The wife is reading on her Kindle in the bedroom while I am playing Call of Duty: Blacks Ops on my PC with my headset on. Then, the apartment starts to shake, the ceiling fan is about to drop, and it sounds like a stampede is going by. My wife and I grew up in Central America surrounded by volcanoes. So thinking that it is a small earthquake, I start running to a door frame when I realized it is very easy to walk because the ground is not moving. Now I am a bit scared because I am thinking it might be a tornado since this is common in the Southern United States where we live. I go look out the window and there are clear skies when the shaking suddenly stops.

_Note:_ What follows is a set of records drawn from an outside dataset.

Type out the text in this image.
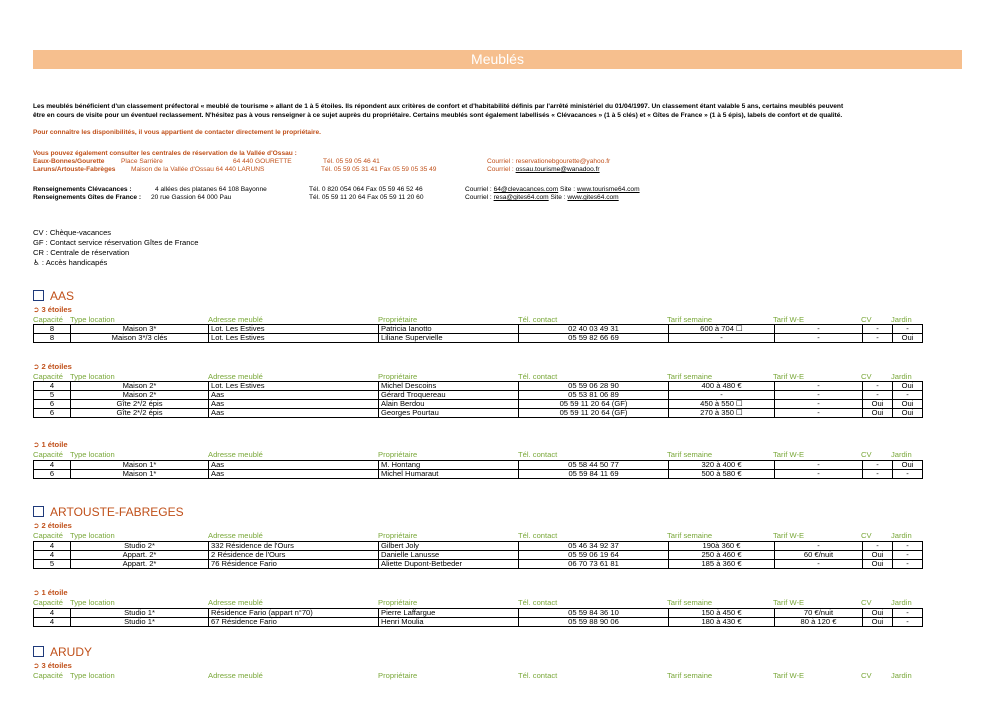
Meublés
Les meublés bénéficient d'un classement préfectoral « meublé de tourisme » allant de 1 à 5 étoiles. Ils répondent aux critères de confort et d'habitabilité définis par l'arrêté ministériel du 01/04/1997. Un classement étant valable 5 ans, certains meublés peuvent
être en cours de visite pour un éventuel reclassement. N'hésitez pas à vous renseigner à ce sujet auprès du propriétaire. Certains meublés sont également labellisés « Clévacances » (1 à 5 clés) et « Gîtes de France » (1 à 5 épis), labels de confort et de qualité.
Pour connaître les disponibilités, il vous appartient de contacter directement le propriétaire.
Vous pouvez également consulter les centrales de réservation de la Vallée d'Ossau :
Eaux-Bonnes/Gourette	Place Sarrière	64 440 GOURETTE	Tél. 05 59 05 46 41	Courriel : reservationebgourette@yahoo.fr
Laruns/Artouste-Fabrèges Maison de la Vallée d'Ossau 64 440 LARUNS	Tél. 05 59 05 31 41 Fax 05 59 05 35 49	Courriel : ossau.tourisme@wanadoo.fr
Renseignements Clévacances :	4 allées des platanes 64 108 Bayonne	Tél. 0 820 054 064 Fax 05 59 46 52 46	Courriel : 64@clevacances.com Site : www.tourisme64.com
Renseignements Gîtes de France : 20 rue Gassion 64 000 Pau	Tél. 05 59 11 20 64 Fax 05 59 11 20 60	Courriel : resa@gites64.com Site : www.gites64.com
CV : Chèque-vacances
GF : Contact service réservation Gîtes de France
CR : Centrale de réservation
♿ : Accès handicapés
AAS
➲ 3 étoiles
Capacité Type location	Adresse meublé	Propriétaire	Tél. contact	Tarif semaine	Tarif W-E	CV	Jardin
8	Maison 3*	Lot. Les Estives	Patricia Ianotto	02 40 03 49 31	600 à 704 ☐	-	-	-
8	Maison 3*/3 clés	Lot. Les Estives	Liliane Supervielle	05 59 82 66 69	-	-	-	Oui
➲ 2 étoiles
Capacité Type location	Adresse meublé	Propriétaire	Tél. contact	Tarif semaine	Tarif W-E	CV	Jardin
4	Maison 2*	Lot. Les Estives	Michel Descoins	05 59 06 28 90	400 à 480 €	-	-	Oui
5	Maison 2*	Aas	Gérard Troquereau	05 53 81 06 89	-	-	-	-
6	Gîte 2*/2 épis	Aas	Alain Berdou	05 59 11 20 64 (GF)	450 à 550 ☐	-	Oui	Oui
6	Gîte 2*/2 épis	Aas	Georges Pourtau	05 59 11 20 64 (GF)	270 à 350 ☐	-	Oui	Oui
➲ 1 étoile
Capacité Type location	Adresse meublé	Propriétaire	Tél. contact	Tarif semaine	Tarif W-E	CV	Jardin
4	Maison 1*	Aas	M. Hontang	05 58 44 50 77	320 à 400 €	-	-	Oui
6	Maison 1*	Aas	Michel Humaraut	05 59 84 11 69	500 à 580 €	-	-	-
ARTOUSTE-FABREGES
➲ 2 étoiles
Capacité Type location	Adresse meublé	Propriétaire	Tél. contact	Tarif semaine	Tarif W-E	CV	Jardin
4	Studio 2*	332 Résidence de l'Ours	Gilbert Joly	05 46 34 92 37	190à 360 €	-	-	-
4	Appart. 2*	2 Résidence de l'Ours	Danielle Lanusse	05 59 06 19 64	250 à 460 €	60 €/nuit	Oui	-
5	Appart. 2*	76 Résidence Fario	Aliette Dupont-Betbeder	06 70 73 61 81	185 à 360 €	-	Oui	-
➲ 1 étoile
Capacité Type location	Adresse meublé	Propriétaire	Tél. contact	Tarif semaine	Tarif W-E	CV	Jardin
4	Studio 1*	Résidence Fario (appart n°70)	Pierre Laffargue	05 59 84 36 10	150 à 450 €	70 €/nuit	Oui	-
4	Studio 1*	67 Résidence Fario	Henri Moulia	05 59 88 90 06	180 à 430 €	80 à 120 €	Oui	-
ARUDY
➲ 3 étoiles
Capacité Type location	Adresse meublé	Propriétaire	Tél. contact	Tarif semaine	Tarif W-E	CV	Jardin
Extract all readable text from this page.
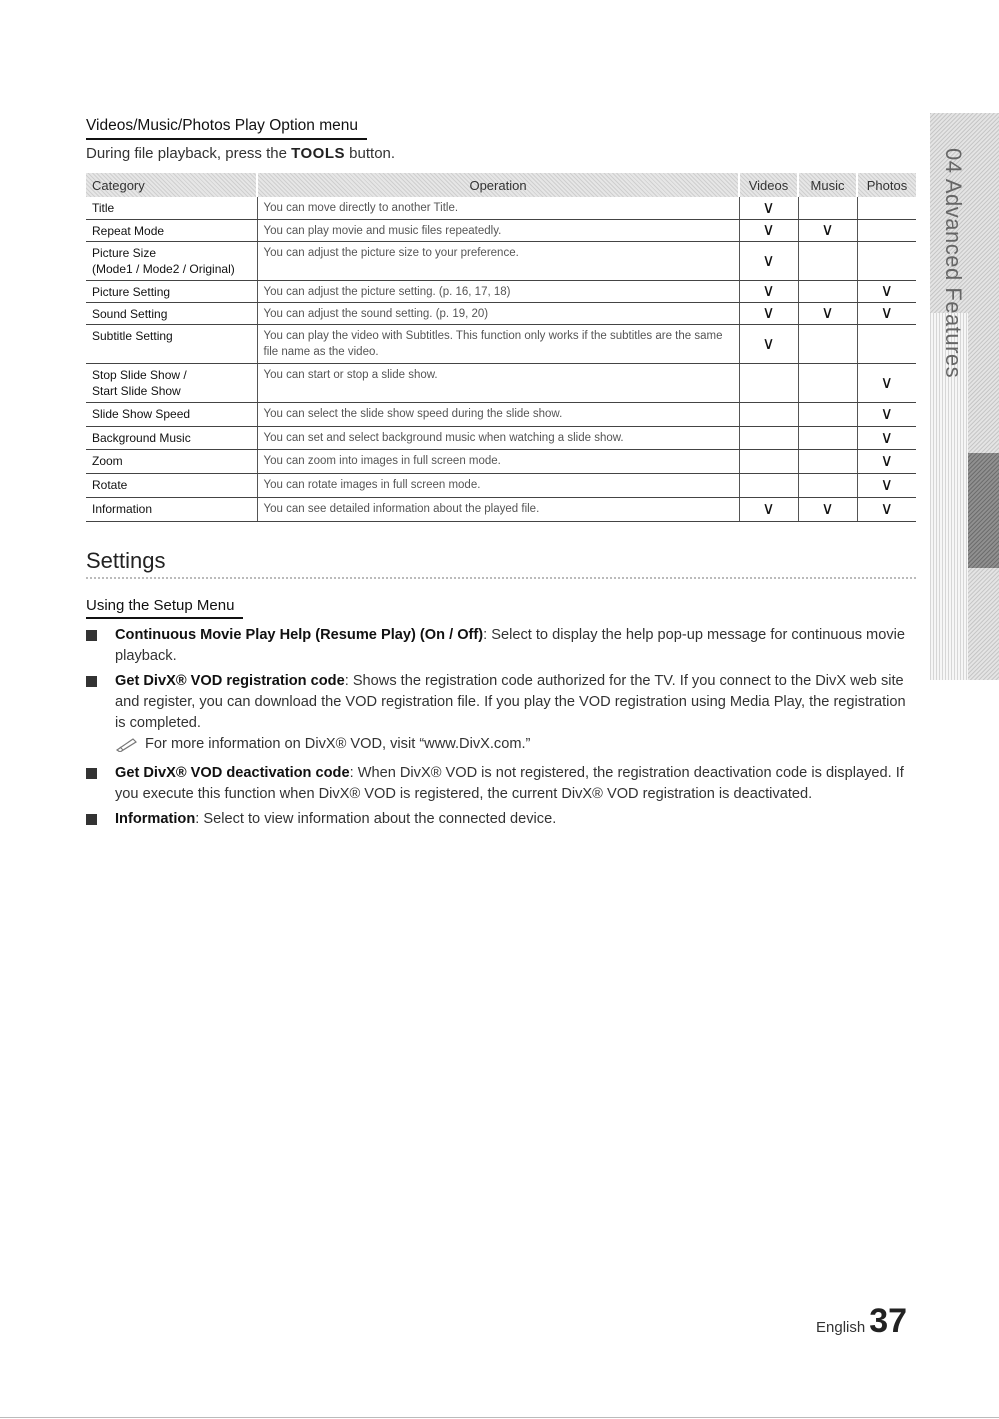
Videos/Music/Photos Play Option menu
During file playback, press the TOOLS button.
Category	Operation	Videos	Music	Photos
Title	You can move directly to another Title.	∨		
Repeat Mode	You can play movie and music files repeatedly.	∨	∨	
Picture Size
(Mode1 / Mode2 / Original)	You can adjust the picture size to your preference.	∨		
Picture Setting	You can adjust the picture setting. (p. 16, 17, 18)	∨		∨
Sound Setting	You can adjust the sound setting. (p. 19, 20)	∨	∨	∨
Subtitle Setting	You can play the video with Subtitles. This function only works if the subtitles are the same file name as the video.	∨		
Stop Slide Show /
Start Slide Show	You can start or stop a slide show.			∨
Slide Show Speed	You can select the slide show speed during the slide show.			∨
Background Music	You can set and select background music when watching a slide show.			∨
Zoom	You can zoom into images in full screen mode.			∨
Rotate	You can rotate images in full screen mode.			∨
Information	You can see detailed information about the played file.	∨	∨	∨
Settings
Using the Setup Menu
Continuous Movie Play Help (Resume Play) (On / Off): Select to display the help pop-up message for continuous movie playback.
Get DivX® VOD registration code: Shows the registration code authorized for the TV. If you connect to the DivX web site and register, you can download the VOD registration file. If you play the VOD registration using Media Play, the registration is completed.
For more information on DivX® VOD, visit “www.DivX.com.”
Get DivX® VOD deactivation code: When DivX® VOD is not registered, the registration deactivation code is displayed. If you execute this function when DivX® VOD is registered, the current DivX® VOD registration is deactivated.
Information: Select to view information about the connected device.
04 Advanced Features
English 37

A minute has passed now when we realized, the sounds are coming from upstairs. I go up there thinking somebody went UFC on somebody else’s ass. I knock on the door, and this thin short white college kid opens the door. I asked him if he was okay because my apartment was about to come down on me. At that moment, he apologizes saying that he and his friend were playing a new Xbox 360 game where you play by moving around. Of course, he tells me this while he points to a Kinect for the Xbox 360. However, this still did not add up though, until his 300-pound friend came back from the fridge with another beer. I told they should play Call of Duty instead.
I guess the Moral of the story is that you should not invite your chubby friends to play Kinect in your upstairs apartment even though you might think they need the exercise. Rather, tell them to eat a salad every now and then! I know even McDonalds sells them now.